I started by laying these out in publication software and having them printed up, then moved to using providers like Google Photos to do most of the work. I was still unsatisfied with the time it took to layout the pages, write up captions, and maybe come up with some interesting artwork to deliminate different trips or events.
Lastly, I just wanted to build something. I’ve spent my professional life working on web services where many aspects of the development cycle were done by someone else. I wanted to own a web app end to end, from conception, development, infrastructure provisioning and deployment.
Solution
Mementos is my first attempt at building my own product. I wanted something quick and simple to use. Images are captioned by pulling the GPS coordinates from the EXIF metadata and transformed into captions using Mapboxes Placename API. Photos are grouped into sections based on the country they were taken in, and Mapbox is again used to generate title pages for each section. User update is restricted to editing the captions and deleting the pages after the inital upload.

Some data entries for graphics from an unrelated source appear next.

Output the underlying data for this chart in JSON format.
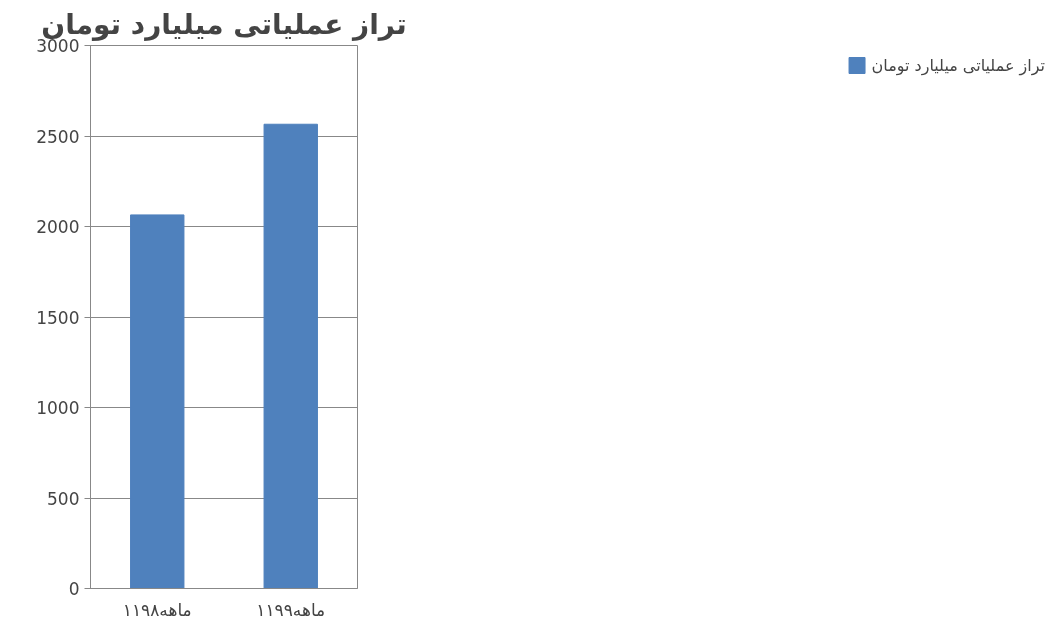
{
  "chart_data": {
    "type": "bar",
    "title": "تراز عملیاتی میلیارد تومان",
    "categories": [
      "۱۱ماهه۹۸",
      "۱۱ماهه۹۹"
    ],
    "series": [
      {
        "name": "تراز عملیاتی میلیارد تومان",
        "color": "#4f81bd",
        "values": [
          2064,
          2565
        ]
      }
    ],
    "ylim": [
      0,
      3000
    ],
    "yticks": [
      0,
      500,
      1000,
      1500,
      2000,
      2500,
      3000
    ],
    "grid": "y",
    "legend": "right"
  }
}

A Ruby on Rails application handles the business logic and provides the front end. The PDF rendering is done by a separate Node.js application. Building out a separate micro-service was another learning objective but in the end added an unwanted amount of complexity to the development effort. However, the bulk of the time was spent on the Rails application. Deployment, payment integration, provisioning of infrastructure, etc are all time-consuming when done from scratch. I invested some extra time to make these repeatable, e.x. provisioning and deployment are 90% automated. The biggest challenge turned out to be performance. Image processing can be relatively intensive and required several attempts to optimize. There is still room for improvement; the user is confronted with an ugly loading state when creating an album. The easiest way to deal with this would be to throw a bigger box at it and scale the number of workers but I’m not prepared to do that just yet.

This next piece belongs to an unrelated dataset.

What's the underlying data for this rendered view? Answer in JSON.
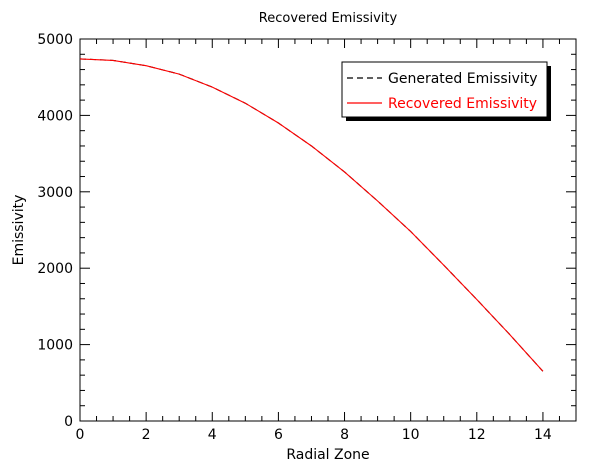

I also used it as an excuse to get back into iOS development. It turns out that web upload in Safari strips out all of an image’s metadata. The metadata I use to generate the aforementioned captions and sections (The metadata is removed when the image is encoded to a JPEG, not when it is uploaded. I’m unsure if it’s completely intentional). This was frustrating but I managed to get an app together in about 2 weeks. Reusing the Rails app inside Web containers and only re-writing the parts that needed to be native saved a lot of time.
The result is a decently polished web and iOS application that solves the problem I started with. Upload a collection of photos and in a minute or two have a well-presented album ready to order.